Venho sondando as possibilidades que tenho pra contribuir de alguma forma em alguma ou qualquer coisa, mas a perspectiva não é lá essas coisas. Ainda é difícil ser exato, mas a pacífica convivência que existe na ilha entre caiçaras negros e visitantes brancos tem um limite, que aos poucos vai se mostrando um limite bem delineado. Se por um lado a vida aqui me possibilita enxergar claramente o racismo velado brasileiro e ter a sensação de que cor da pele e procedência pouco importa por aqui, por outro lado vou aos poucos aprendendo que a coisa não é bem assim. Talvez nem um pouco assim. Passado o deslumbramento inicial, e algumas portas na cara, vou entendendo que a ilha é um velho caldeirão em fogo baixo, e cheio de rachaduras. Para o bem e para o mal, a cultura do individualismo impera por aqui. Talvez por influência e proximidade dos yankes. Brancos e negros convivem normalmente, naturalmente, solo que no. Há também o racismo de negros com negros. Como sempre, os haitianos são a escória... Enfim, mais do mesmo.
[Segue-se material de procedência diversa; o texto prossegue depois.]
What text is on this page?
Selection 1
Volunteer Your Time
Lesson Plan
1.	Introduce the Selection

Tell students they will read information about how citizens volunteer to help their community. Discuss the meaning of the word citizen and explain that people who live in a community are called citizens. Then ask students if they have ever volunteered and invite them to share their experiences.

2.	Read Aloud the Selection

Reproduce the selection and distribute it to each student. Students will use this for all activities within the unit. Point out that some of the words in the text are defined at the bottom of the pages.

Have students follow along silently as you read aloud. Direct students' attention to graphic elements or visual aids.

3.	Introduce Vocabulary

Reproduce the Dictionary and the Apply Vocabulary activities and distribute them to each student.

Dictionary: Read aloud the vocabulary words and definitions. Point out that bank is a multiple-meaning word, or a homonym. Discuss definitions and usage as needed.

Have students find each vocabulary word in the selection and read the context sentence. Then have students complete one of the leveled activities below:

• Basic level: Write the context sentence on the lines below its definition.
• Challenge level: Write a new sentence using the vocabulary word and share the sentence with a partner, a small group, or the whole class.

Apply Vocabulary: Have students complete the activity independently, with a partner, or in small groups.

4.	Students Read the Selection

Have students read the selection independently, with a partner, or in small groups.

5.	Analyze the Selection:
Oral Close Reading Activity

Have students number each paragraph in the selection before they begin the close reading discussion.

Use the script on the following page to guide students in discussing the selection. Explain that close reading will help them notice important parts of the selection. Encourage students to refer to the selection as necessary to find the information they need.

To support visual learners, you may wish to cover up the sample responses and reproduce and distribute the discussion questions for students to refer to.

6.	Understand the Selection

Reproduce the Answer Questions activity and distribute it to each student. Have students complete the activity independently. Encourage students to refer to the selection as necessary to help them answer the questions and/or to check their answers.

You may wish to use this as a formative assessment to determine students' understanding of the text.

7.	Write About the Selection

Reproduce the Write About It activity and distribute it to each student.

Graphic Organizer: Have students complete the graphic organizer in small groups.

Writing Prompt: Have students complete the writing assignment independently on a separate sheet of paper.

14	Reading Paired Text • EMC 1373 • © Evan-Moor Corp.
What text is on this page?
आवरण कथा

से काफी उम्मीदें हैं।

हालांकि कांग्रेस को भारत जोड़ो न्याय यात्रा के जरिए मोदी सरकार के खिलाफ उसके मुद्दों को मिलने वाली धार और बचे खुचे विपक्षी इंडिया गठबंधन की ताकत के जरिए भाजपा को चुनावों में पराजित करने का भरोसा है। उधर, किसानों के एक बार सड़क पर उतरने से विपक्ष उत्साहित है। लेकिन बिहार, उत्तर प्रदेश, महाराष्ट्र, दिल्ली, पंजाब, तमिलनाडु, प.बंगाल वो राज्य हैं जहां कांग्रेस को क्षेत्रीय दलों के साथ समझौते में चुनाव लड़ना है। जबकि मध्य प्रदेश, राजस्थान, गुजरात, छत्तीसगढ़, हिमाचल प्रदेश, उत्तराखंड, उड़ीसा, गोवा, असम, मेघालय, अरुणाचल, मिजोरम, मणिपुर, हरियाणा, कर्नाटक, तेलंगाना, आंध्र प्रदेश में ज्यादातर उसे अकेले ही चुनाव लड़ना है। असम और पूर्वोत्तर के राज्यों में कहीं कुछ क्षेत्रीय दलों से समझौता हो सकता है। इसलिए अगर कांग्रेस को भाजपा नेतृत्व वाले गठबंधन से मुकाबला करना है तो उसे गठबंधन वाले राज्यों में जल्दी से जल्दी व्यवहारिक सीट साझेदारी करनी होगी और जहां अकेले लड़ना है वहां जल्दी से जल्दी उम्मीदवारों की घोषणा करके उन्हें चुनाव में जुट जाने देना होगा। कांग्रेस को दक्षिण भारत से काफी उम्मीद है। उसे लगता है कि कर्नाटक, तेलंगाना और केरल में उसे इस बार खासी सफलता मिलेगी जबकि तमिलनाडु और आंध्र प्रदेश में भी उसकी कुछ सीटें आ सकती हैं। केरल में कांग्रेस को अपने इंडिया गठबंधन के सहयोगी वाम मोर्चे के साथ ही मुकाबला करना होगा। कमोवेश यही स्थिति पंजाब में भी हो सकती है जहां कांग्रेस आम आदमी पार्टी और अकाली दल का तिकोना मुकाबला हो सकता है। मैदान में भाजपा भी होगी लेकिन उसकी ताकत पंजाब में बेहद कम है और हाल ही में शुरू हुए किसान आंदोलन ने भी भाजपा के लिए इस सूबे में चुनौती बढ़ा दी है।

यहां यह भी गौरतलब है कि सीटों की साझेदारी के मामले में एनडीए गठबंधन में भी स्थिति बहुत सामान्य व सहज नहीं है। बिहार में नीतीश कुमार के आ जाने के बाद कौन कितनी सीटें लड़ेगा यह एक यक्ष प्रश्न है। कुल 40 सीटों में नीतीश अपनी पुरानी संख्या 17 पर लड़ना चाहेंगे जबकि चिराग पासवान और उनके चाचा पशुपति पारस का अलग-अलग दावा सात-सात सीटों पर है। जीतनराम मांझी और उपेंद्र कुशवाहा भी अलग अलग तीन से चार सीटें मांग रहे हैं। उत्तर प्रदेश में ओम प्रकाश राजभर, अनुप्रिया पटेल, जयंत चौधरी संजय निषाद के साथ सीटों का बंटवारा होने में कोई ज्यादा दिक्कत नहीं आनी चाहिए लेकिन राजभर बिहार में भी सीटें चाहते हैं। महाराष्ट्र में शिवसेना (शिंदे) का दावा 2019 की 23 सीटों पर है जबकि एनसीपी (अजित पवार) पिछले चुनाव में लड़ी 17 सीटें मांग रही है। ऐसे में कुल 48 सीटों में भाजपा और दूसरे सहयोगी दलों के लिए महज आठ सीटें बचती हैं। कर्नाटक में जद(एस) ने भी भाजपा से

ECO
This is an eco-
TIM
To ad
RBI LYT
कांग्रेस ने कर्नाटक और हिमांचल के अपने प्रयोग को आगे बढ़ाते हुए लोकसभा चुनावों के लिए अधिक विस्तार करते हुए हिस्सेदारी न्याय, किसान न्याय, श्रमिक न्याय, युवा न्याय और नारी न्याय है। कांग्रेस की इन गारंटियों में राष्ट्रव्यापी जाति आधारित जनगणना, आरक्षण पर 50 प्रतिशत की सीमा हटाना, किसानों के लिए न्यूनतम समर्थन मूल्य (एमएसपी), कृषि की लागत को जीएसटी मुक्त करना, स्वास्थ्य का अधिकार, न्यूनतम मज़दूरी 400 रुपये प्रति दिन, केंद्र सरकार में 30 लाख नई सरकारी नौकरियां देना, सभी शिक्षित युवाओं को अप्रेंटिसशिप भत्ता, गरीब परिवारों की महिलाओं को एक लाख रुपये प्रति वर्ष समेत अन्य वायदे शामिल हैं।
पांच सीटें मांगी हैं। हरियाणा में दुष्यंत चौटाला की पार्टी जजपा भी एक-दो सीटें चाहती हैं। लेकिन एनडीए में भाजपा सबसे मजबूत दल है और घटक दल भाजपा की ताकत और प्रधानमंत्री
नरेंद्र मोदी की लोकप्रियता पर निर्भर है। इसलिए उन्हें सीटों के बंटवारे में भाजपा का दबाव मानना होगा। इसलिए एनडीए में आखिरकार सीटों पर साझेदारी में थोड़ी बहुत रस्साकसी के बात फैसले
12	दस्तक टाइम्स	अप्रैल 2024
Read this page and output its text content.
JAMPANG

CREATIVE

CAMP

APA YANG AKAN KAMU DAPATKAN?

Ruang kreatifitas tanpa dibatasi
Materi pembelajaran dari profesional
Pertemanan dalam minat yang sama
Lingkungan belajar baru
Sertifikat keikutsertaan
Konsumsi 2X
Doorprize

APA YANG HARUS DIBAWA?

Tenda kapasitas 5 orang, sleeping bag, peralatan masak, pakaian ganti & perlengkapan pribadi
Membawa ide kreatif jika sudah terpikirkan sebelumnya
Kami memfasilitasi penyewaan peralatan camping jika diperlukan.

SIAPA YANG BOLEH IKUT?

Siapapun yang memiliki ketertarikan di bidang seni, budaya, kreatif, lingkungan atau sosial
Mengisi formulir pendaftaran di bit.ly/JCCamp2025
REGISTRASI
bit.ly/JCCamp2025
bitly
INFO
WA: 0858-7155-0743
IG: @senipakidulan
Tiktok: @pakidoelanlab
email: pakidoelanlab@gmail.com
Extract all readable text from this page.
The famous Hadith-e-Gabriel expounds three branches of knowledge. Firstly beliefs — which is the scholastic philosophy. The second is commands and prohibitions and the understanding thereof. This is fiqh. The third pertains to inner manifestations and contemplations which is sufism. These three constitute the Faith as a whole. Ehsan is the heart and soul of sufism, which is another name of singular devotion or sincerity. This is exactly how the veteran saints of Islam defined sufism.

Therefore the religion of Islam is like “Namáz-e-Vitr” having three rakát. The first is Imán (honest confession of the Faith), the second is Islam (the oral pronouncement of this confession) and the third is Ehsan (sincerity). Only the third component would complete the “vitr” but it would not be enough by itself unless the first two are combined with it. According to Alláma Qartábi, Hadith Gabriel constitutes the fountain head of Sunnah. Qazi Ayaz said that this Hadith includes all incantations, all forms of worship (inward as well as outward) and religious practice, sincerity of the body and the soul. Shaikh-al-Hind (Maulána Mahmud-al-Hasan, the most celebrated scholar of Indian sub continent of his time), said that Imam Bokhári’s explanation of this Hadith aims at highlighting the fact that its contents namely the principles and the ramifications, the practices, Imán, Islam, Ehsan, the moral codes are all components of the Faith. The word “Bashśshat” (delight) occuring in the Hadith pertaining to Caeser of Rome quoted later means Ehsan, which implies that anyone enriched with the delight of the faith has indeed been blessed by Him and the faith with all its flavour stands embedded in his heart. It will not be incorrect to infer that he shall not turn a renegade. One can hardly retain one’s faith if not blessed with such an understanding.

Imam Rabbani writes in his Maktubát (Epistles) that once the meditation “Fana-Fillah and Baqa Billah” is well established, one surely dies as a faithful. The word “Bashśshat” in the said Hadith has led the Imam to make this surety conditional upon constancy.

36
Mas fair enough, antes de sair por aí pagando de Gandhi e acariciando minhas pequenas culpas burguesas, talvez eu precise entender qual é o meu lugar aqui, por quanto tempo e porquê. Ou não.
PS: As fotos falam por si, com a exceção das duas últimas. Encontrei esses caras no terreno da minha casa, poucas horas depois da passagem. Ainda chovia, ventava e fazia frio. A competição era quem conseguia se enfiar o mais pra baixo da pedra possível, o mais protegido possível. Observando a cena meio de longe, o figura dentro do tijolo foi anos-luz mais esperto. Depois fui descobrir que eles eram os filhotes da Isabel, uma das cachorras da rua, que eu achava que havia sumido umas semanas antes. A Isabel tem outro nome na verdade, que nunca consegui entender. Daí pra mim é Isabel mesmo. Porque ela tem cara de Isabel. Ah sim, e está tudo bem com a Isabel e o Mário. O Mário é o marido. Da Isabel.
Finalmente, minha(s) Cuba(s) Libre(s) de aniversário! A primeira Cuba Libre a gente nunca esquece. :)
Furacão Irma - 3
Providenciales, Turks and Caicos - 08/09/2017
Acabamos de retornar pra casa onde estávamos. Pouca bateria no celular, sem água, sem energia. Mas estamos todos bem. Os acessos estão difíceis, mas vou tentar chegar até a minha casa pra verificar a situação por lá.